In principle, the Federal Reserve can also issue its own stablecoin, or central bank digital currency. This, too, would compete with bank deposits and channel savings toward Treasury debt unless the funds were in turn used in lending to the private sector, a process that would create its own problems. A Fed digital currency would differ from stablecoins in other important ways. For one thing, it would, by design, be backed by the full faith and credit of the United States government, and presumably tracking its use would pose less of a concern. On the other hand, competitive private stablecoins would likely be far more innovative. Although none of the available options for dealing with unsustainable debt are particularly attractive, it is nevertheless important that the government begin to contemplate them seriously. Not only does Washington need to be prepared for the next shock when it comes, but politicians and policymakers must also recognize what will happen if the government continues to assume that the United States can never have a debt crisis.
END OF AN EMPIRE
For too long, the status quo approach in Washington has been to ignore the massive debt problem and hope that a return to miraculous levels of growth and low interest rates will take care of it.
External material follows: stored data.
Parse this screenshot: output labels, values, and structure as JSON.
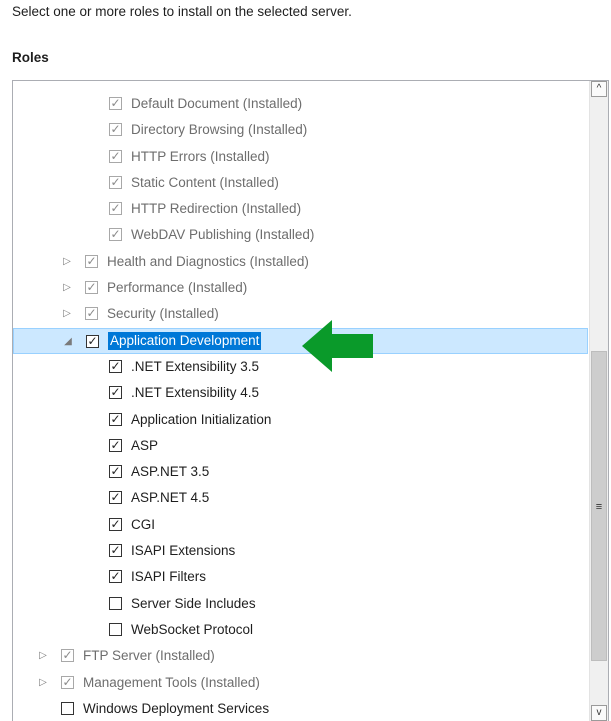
{
  "instruction": "Select one or more roles to install on the selected server.",
  "section_title": "Roles",
  "roles": [
    {
      "label": "Default Document (Installed)",
      "indent": 2,
      "expander": "",
      "checked": true,
      "installed": true
    },
    {
      "label": "Directory Browsing (Installed)",
      "indent": 2,
      "expander": "",
      "checked": true,
      "installed": true
    },
    {
      "label": "HTTP Errors (Installed)",
      "indent": 2,
      "expander": "",
      "checked": true,
      "installed": true
    },
    {
      "label": "Static Content (Installed)",
      "indent": 2,
      "expander": "",
      "checked": true,
      "installed": true
    },
    {
      "label": "HTTP Redirection (Installed)",
      "indent": 2,
      "expander": "",
      "checked": true,
      "installed": true
    },
    {
      "label": "WebDAV Publishing (Installed)",
      "indent": 2,
      "expander": "",
      "checked": true,
      "installed": true
    },
    {
      "label": "Health and Diagnostics (Installed)",
      "indent": 1,
      "expander": "collapsed",
      "checked": true,
      "installed": true
    },
    {
      "label": "Performance (Installed)",
      "indent": 1,
      "expander": "collapsed",
      "checked": true,
      "installed": true
    },
    {
      "label": "Security (Installed)",
      "indent": 1,
      "expander": "collapsed",
      "checked": true,
      "installed": true
    },
    {
      "label": "Application Development",
      "indent": 1,
      "expander": "expanded",
      "checked": true,
      "installed": false,
      "selected": true
    },
    {
      "label": ".NET Extensibility 3.5",
      "indent": 2,
      "expander": "",
      "checked": true,
      "installed": false
    },
    {
      "label": ".NET Extensibility 4.5",
      "indent": 2,
      "expander": "",
      "checked": true,
      "installed": false
    },
    {
      "label": "Application Initialization",
      "indent": 2,
      "expander": "",
      "checked": true,
      "installed": false
    },
    {
      "label": "ASP",
      "indent": 2,
      "expander": "",
      "checked": true,
      "installed": false
    },
    {
      "label": "ASP.NET 3.5",
      "indent": 2,
      "expander": "",
      "checked": true,
      "installed": false
    },
    {
      "label": "ASP.NET 4.5",
      "indent": 2,
      "expander": "",
      "checked": true,
      "installed": false
    },
    {
      "label": "CGI",
      "indent": 2,
      "expander": "",
      "checked": true,
      "installed": false
    },
    {
      "label": "ISAPI Extensions",
      "indent": 2,
      "expander": "",
      "checked": true,
      "installed": false
    },
    {
      "label": "ISAPI Filters",
      "indent": 2,
      "expander": "",
      "checked": true,
      "installed": false
    },
    {
      "label": "Server Side Includes",
      "indent": 2,
      "expander": "",
      "checked": false,
      "installed": false
    },
    {
      "label": "WebSocket Protocol",
      "indent": 2,
      "expander": "",
      "checked": false,
      "installed": false
    },
    {
      "label": "FTP Server (Installed)",
      "indent": 0,
      "expander": "collapsed",
      "checked": true,
      "installed": true
    },
    {
      "label": "Management Tools (Installed)",
      "indent": 0,
      "expander": "collapsed",
      "checked": true,
      "installed": true
    },
    {
      "label": "Windows Deployment Services",
      "indent": 0,
      "expander": "",
      "checked": false,
      "installed": false
    }
  ],
  "icons": {
    "expander_collapsed": "▷",
    "expander_expanded": "◢",
    "checkmark": "✓",
    "scroll_up": "^",
    "scroll_down": "v",
    "scroll_grip": "≡",
    "annotation_arrow": "green-left-arrow"
  },
  "colors": {
    "selection_fill": "#cce8ff",
    "selection_text_bg": "#0078d7",
    "arrow": "#0a9a2a"
  }
}
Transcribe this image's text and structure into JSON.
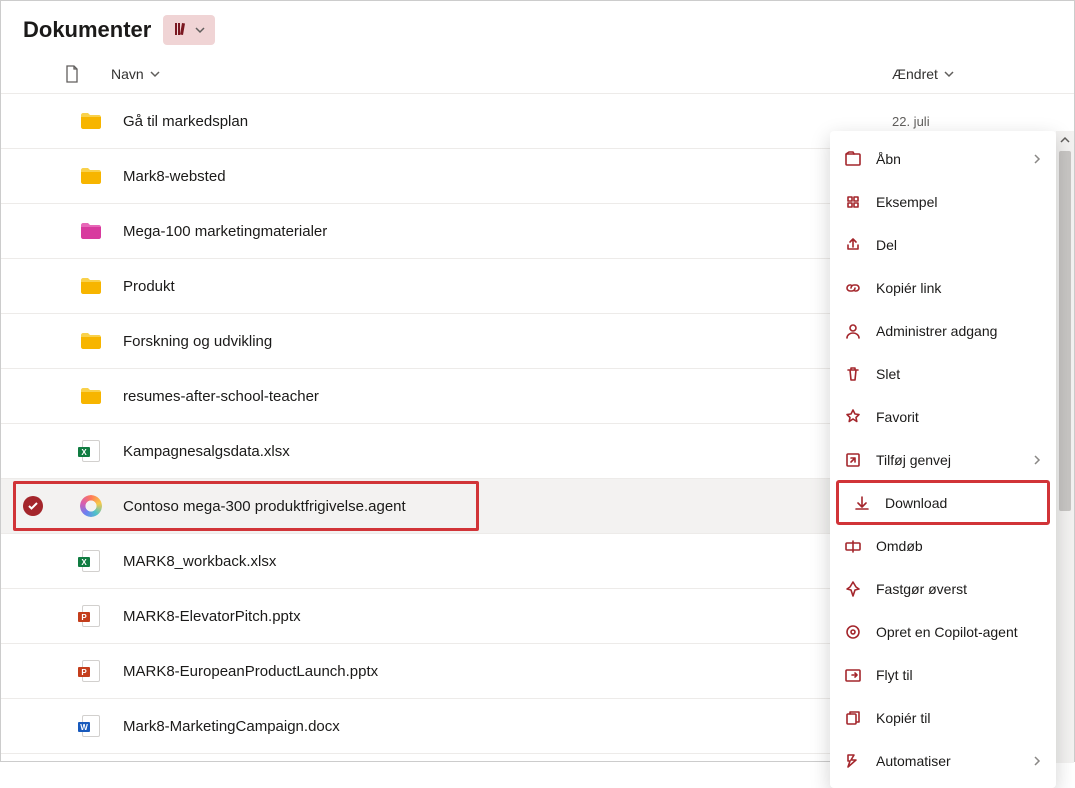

But the United States is approaching the point at which the national debt could undermine not only the country’s economic stability but also the things that have sustained its global power for so many decades, including the military spending that it has leveraged in many ways to maintain the dollar’s formidable influence over the global financial system since World War II. Whether in the case of Spain in the sixteenth century, the Netherlands in the seventeenth century, or the United Kingdom in the nineteenth century, no country in modern history has been able to sustain a dominant currency without also being a superpower.
The United States may avoid a debt crisis, and Trumpian and progressive economists who count on growth dividends ultimately outweighing the interest costs of higher debt may turn out to be right. But the debt policy that both the Republican and the Democratic Parties have engaged in over the first quarter of the twenty-first century amounts to a huge wager on long odds, especially if the country wants to remain a dominant power for the rest of this century and beyond. Given the current trajectory of deficits, it has become much more difficult to sustain the belief that no matter how high U.S. debt gets, it will have no effect on the country’s capacity to fight financial crises, pandemics, climate events, and wars. And it will certainly be a drag on the country’s growth.
It is impossible to predict how and when a U.S. debt problem may erupt and what the consequences will be: unpalatable austerity, high inflation, financial repression, partial default, or a mix of these. There are strong reasons to assume that inflation will have a pronounced part, as it did during the 1970s. Regardless, a debt crisis will be destabilizing for the United States, the global economy, and the dollar’s reserve status. Left unchecked, it could erode the country’s position in the world.